An experiment was conducted to show the efficacy of a Starmerella culture on paraffin liquefaction. The results of the experiment can be seen in
Twenty-one (21) microbial and chemical emulsification products (including commercial) were investigated for paraffin degradation efficacy. Fifty (50) mL Falcon tubes with a working volume of 25 mL were used in the experiment. Solid paraffin was obtained from an oilfield. Four (4.0) grams of solid paraffin was weighed and then added into each Falcon tube and 20 mL of each liquid from Table 1 was added to the Falcon tubes. All the Falcon tubes were then horizontally placed in an ENVIRO GENE incubator at 30° C. to 40° C. and gently mixed. After different incubation times (1, 2, or 4 days), the tubes were collected and analyzed.

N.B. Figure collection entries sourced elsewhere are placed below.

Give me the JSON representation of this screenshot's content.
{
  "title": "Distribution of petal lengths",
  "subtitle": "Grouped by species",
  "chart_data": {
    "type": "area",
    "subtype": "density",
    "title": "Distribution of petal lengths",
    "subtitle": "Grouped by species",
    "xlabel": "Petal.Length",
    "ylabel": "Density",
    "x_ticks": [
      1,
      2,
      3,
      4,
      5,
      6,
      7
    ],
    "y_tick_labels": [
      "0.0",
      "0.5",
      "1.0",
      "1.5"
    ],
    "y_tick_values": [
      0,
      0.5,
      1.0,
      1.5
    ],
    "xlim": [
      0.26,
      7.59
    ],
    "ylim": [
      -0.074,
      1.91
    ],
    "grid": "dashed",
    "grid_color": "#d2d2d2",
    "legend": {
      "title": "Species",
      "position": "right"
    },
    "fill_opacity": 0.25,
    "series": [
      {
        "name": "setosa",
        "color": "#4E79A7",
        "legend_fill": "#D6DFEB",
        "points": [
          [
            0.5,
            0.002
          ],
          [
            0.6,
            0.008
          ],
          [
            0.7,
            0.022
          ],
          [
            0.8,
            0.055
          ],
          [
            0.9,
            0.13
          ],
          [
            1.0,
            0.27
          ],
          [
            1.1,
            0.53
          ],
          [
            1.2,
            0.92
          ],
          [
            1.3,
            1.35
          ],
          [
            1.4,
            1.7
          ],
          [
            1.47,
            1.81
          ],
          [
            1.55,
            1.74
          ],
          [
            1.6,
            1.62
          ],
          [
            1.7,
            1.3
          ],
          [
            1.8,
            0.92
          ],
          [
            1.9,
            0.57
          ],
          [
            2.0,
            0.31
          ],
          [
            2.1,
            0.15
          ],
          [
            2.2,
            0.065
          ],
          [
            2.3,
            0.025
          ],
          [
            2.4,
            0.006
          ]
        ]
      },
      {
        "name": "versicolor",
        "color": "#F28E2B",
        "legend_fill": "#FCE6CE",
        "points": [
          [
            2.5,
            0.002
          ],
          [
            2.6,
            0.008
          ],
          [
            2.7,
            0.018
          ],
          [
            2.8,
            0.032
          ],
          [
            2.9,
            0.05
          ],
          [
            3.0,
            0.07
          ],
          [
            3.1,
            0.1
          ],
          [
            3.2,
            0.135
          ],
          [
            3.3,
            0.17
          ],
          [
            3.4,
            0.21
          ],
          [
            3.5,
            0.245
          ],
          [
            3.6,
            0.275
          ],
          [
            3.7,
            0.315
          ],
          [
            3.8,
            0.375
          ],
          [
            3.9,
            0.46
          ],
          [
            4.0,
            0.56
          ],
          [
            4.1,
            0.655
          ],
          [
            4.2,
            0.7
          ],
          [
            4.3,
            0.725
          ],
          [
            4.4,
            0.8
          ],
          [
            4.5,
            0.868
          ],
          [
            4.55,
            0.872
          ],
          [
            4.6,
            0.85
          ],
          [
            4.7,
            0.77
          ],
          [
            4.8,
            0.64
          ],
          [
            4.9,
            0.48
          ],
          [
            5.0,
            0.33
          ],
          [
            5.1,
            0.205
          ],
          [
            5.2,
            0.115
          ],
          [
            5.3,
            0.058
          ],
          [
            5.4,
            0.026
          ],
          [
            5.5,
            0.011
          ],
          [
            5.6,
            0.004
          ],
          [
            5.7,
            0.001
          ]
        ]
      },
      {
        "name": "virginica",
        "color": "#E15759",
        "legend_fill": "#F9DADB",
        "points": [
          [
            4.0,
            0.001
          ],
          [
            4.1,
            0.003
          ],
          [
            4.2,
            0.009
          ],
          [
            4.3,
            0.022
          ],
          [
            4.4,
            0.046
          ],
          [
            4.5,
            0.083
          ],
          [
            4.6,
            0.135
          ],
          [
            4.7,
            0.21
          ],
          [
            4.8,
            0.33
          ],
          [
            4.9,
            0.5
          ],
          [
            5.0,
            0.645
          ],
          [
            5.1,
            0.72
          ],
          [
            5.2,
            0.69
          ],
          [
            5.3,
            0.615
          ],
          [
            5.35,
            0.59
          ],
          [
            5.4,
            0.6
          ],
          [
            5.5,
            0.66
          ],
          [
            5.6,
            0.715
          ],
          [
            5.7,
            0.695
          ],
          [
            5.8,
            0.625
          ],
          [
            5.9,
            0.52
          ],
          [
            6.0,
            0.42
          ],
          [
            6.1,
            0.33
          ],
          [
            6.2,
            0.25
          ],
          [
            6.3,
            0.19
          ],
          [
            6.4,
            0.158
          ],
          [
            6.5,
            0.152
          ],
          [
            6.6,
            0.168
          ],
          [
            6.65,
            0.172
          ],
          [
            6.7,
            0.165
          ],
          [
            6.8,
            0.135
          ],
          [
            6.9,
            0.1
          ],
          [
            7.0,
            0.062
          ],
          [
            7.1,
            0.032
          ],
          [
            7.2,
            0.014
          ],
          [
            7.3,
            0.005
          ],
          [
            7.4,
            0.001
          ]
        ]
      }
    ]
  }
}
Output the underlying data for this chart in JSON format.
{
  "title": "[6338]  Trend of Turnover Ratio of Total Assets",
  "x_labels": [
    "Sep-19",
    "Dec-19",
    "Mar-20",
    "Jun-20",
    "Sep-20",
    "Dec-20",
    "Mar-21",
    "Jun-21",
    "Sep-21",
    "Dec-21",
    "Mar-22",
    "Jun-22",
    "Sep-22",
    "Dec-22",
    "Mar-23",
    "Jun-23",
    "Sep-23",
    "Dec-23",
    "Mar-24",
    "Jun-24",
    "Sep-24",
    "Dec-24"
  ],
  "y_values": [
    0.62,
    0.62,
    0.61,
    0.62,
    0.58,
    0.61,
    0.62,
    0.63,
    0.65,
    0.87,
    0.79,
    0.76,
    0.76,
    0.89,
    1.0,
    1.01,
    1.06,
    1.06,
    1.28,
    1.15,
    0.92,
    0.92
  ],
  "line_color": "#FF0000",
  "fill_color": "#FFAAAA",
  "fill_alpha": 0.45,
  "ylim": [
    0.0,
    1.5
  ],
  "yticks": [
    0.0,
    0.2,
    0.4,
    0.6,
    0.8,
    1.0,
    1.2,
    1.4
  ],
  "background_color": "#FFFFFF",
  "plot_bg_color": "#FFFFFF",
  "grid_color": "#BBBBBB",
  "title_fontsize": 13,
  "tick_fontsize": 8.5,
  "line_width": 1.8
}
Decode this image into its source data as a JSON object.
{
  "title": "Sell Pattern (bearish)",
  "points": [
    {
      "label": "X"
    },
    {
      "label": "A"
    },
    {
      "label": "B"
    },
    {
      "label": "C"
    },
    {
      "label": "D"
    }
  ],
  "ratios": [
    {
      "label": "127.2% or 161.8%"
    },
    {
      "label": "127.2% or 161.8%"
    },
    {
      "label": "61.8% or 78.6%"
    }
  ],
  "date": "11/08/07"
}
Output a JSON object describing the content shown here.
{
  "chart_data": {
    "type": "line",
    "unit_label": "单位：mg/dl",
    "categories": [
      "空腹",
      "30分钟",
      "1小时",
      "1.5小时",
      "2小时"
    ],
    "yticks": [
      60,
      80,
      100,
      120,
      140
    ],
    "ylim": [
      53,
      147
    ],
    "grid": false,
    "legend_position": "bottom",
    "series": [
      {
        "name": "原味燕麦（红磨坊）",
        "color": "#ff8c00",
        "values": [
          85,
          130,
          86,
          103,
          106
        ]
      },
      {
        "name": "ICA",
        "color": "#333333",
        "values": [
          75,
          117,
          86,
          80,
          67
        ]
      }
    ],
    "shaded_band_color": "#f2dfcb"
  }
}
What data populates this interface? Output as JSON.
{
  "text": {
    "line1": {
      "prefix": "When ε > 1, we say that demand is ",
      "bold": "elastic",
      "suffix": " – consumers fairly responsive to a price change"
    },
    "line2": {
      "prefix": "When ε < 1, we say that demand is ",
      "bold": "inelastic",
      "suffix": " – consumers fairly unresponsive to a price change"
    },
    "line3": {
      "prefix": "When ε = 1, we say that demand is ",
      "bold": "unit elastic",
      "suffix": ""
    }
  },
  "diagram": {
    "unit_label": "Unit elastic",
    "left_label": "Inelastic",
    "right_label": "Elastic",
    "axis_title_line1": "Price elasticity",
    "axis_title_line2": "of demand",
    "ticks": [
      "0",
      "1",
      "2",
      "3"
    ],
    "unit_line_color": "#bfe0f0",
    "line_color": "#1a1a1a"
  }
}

Three (3) sets of experiments were carried out at different incubation times and different temperatures. The first set of experiments was performed at 30° C. In this set of experiments, “Star3” contained S. bombicola with around 4 g/L sophorolipid (which is roughly the saturation level). The “Star3” treatment showed complete spreading within the tubes, and was the only additive to completely turn the paraffin into liquid, whereas paraffin maintained solid forma in all other tests (including commercial Naxan). This proof of concept experiment showed that a Starmerella culture can be highly effective for liquefaction of paraffin, and even superior to other commercially available chemicals and biologicals.